The National Sleep Foundation’s Sleep Guidelines During The COVID-19 Pandemic highlights that sleep is especially important at the moment while many of us are experiencing grief, increased work or family stress and isolation due to its ability to heighten brain function, reduce irritability and alleviate symptoms of depression. They recommend persisting at practising good sleep hygiene through a number of techniques in setting your schedule and routine within dedicated hours for work and exercise: regular meal times, having extra wind-down time and getting showered and dressed regardless of whether you’re leaving the house.

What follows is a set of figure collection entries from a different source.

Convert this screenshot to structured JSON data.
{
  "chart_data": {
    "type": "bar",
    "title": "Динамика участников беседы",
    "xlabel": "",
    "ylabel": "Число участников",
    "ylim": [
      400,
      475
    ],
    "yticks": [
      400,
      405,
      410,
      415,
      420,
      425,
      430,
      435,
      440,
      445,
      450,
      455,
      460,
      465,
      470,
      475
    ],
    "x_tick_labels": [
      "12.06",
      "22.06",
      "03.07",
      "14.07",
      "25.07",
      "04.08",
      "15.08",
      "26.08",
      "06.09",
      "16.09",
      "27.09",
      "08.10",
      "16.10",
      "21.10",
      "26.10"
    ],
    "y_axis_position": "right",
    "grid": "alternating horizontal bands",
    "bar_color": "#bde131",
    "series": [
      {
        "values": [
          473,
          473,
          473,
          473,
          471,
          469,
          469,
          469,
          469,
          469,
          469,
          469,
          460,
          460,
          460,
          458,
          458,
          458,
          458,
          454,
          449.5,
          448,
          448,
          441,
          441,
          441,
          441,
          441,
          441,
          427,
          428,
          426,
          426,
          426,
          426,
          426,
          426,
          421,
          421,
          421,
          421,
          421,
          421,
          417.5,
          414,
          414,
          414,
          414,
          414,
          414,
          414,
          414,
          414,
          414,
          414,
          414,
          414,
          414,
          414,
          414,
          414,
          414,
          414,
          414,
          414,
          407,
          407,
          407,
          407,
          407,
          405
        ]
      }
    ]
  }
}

They also advise optimizing your bed for sleep and sex only by keeping your sheets fresh and comfortable and avoiding using technology in bed like scrolling through Instagram or watching Netflix—which also interferes with your body’s natural sleep-promoting processes due to blue light. Get your light naturally with daily exposure outdoors, which will not only help regulate your circadian rhythm but increase your levels of Vitamin D too. Whether you’re exercising outdoors or live-streaming a yoga class from home, staying active can help you relax and reduce stress.

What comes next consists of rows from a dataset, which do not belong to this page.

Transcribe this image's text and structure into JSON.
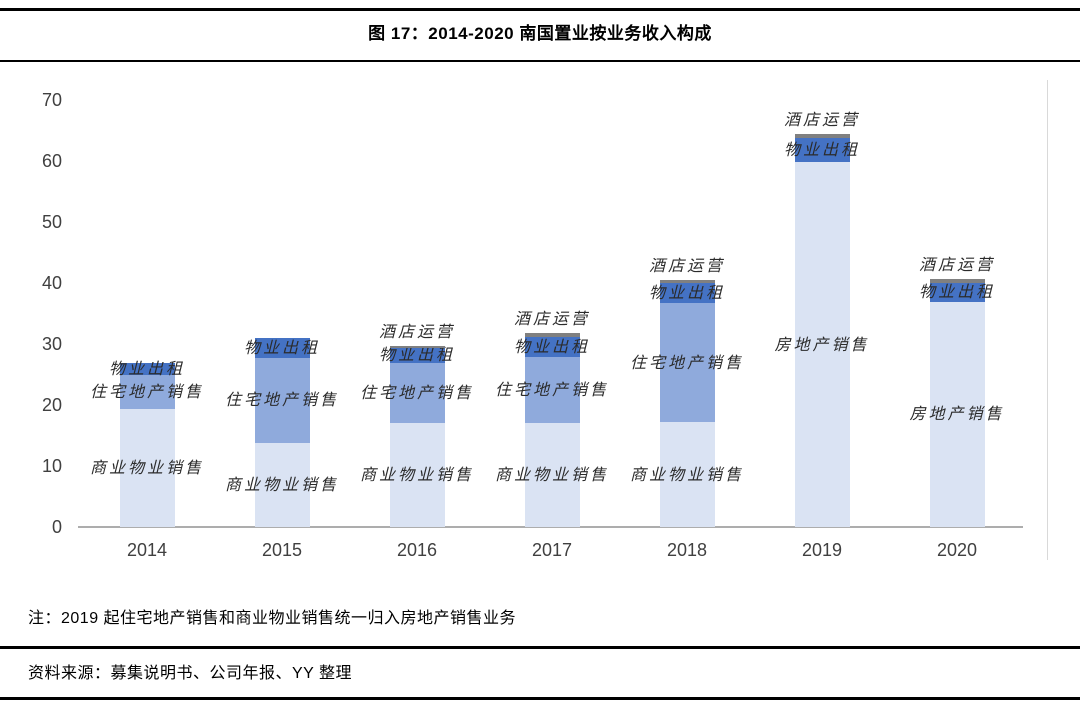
{
  "header": {
    "title": "图 17：2014-2020 南国置业按业务收入构成"
  },
  "footer": {
    "note": "注：2019 起住宅地产销售和商业物业销售统一归入房地产销售业务",
    "source": "资料来源：募集说明书、公司年报、YY 整理"
  },
  "chart_data": {
    "type": "bar",
    "stacked": true,
    "title": "图 17：2014-2020 南国置业按业务收入构成",
    "xlabel": "",
    "ylabel": "",
    "ylim": [
      0,
      70
    ],
    "yticks": [
      0,
      10,
      20,
      30,
      40,
      50,
      60,
      70
    ],
    "grid": false,
    "legend_position": "none (segments labeled inline next to bars)",
    "categories": [
      "2014",
      "2015",
      "2016",
      "2017",
      "2018",
      "2019",
      "2020"
    ],
    "colors": {
      "light": "#dae3f3",
      "medium": "#8faadc",
      "dark": "#4472c4",
      "hotel": "#808080",
      "axis": "#adadad",
      "tick_text": "#404040",
      "label_text": "#2b2b2b"
    },
    "bars": [
      {
        "year": "2014",
        "segments": [
          {
            "label": "商业物业销售",
            "color_key": "light",
            "value": 19.3
          },
          {
            "label": "住宅地产销售",
            "color_key": "medium",
            "value": 5.6
          },
          {
            "label": "物业出租",
            "color_key": "dark",
            "value": 2.0
          }
        ]
      },
      {
        "year": "2015",
        "segments": [
          {
            "label": "商业物业销售",
            "color_key": "light",
            "value": 13.8
          },
          {
            "label": "住宅地产销售",
            "color_key": "medium",
            "value": 13.9
          },
          {
            "label": "物业出租",
            "color_key": "dark",
            "value": 3.3
          }
        ]
      },
      {
        "year": "2016",
        "segments": [
          {
            "label": "商业物业销售",
            "color_key": "light",
            "value": 17.0
          },
          {
            "label": "住宅地产销售",
            "color_key": "medium",
            "value": 9.9
          },
          {
            "label": "物业出租",
            "color_key": "dark",
            "value": 2.5
          },
          {
            "label": "酒店运营",
            "color_key": "hotel",
            "value": 0.3
          }
        ]
      },
      {
        "year": "2017",
        "segments": [
          {
            "label": "商业物业销售",
            "color_key": "light",
            "value": 17.0
          },
          {
            "label": "住宅地产销售",
            "color_key": "medium",
            "value": 10.9
          },
          {
            "label": "物业出租",
            "color_key": "dark",
            "value": 3.2
          },
          {
            "label": "酒店运营",
            "color_key": "hotel",
            "value": 0.7
          }
        ]
      },
      {
        "year": "2018",
        "segments": [
          {
            "label": "商业物业销售",
            "color_key": "light",
            "value": 17.2
          },
          {
            "label": "住宅地产销售",
            "color_key": "medium",
            "value": 19.5
          },
          {
            "label": "物业出租",
            "color_key": "dark",
            "value": 3.3
          },
          {
            "label": "酒店运营",
            "color_key": "hotel",
            "value": 0.5
          }
        ]
      },
      {
        "year": "2019",
        "segments": [
          {
            "label": "房地产销售",
            "color_key": "light",
            "value": 59.8
          },
          {
            "label": "物业出租",
            "color_key": "dark",
            "value": 4.0
          },
          {
            "label": "酒店运营",
            "color_key": "hotel",
            "value": 0.6
          }
        ]
      },
      {
        "year": "2020",
        "segments": [
          {
            "label": "房地产销售",
            "color_key": "light",
            "value": 36.9
          },
          {
            "label": "物业出租",
            "color_key": "dark",
            "value": 3.1
          },
          {
            "label": "酒店运营",
            "color_key": "hotel",
            "value": 0.7
          }
        ]
      }
    ]
  }
}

Of course, alcohol and caffeine can disrupt sleep so being cautious of intake later in the day can help, as can avoiding excessive sleep during the day. According to sleep specialist Rafael Pelayo, there is however a direct benefit in taking a short nap: recent research found that even for healthy adults that slept well, taking a 90-minute nap improved their memory by 21%. Matthew Walker reiterates this in his TED Talk Sleep is your superpower—which has views in excess of 10 million, demonstrating how vast the issue is: “What we've discovered over the past 10 or so years is that you need sleep after learning to essentially hit the save button on those new memories so that you don't forget.” While so many of us are working remotely from home or at home on furlough, what better opportunity to utilise the convenience of being able to wander to our bedrooms on our lunch hour to recharge and increase the afternoon’s productivity?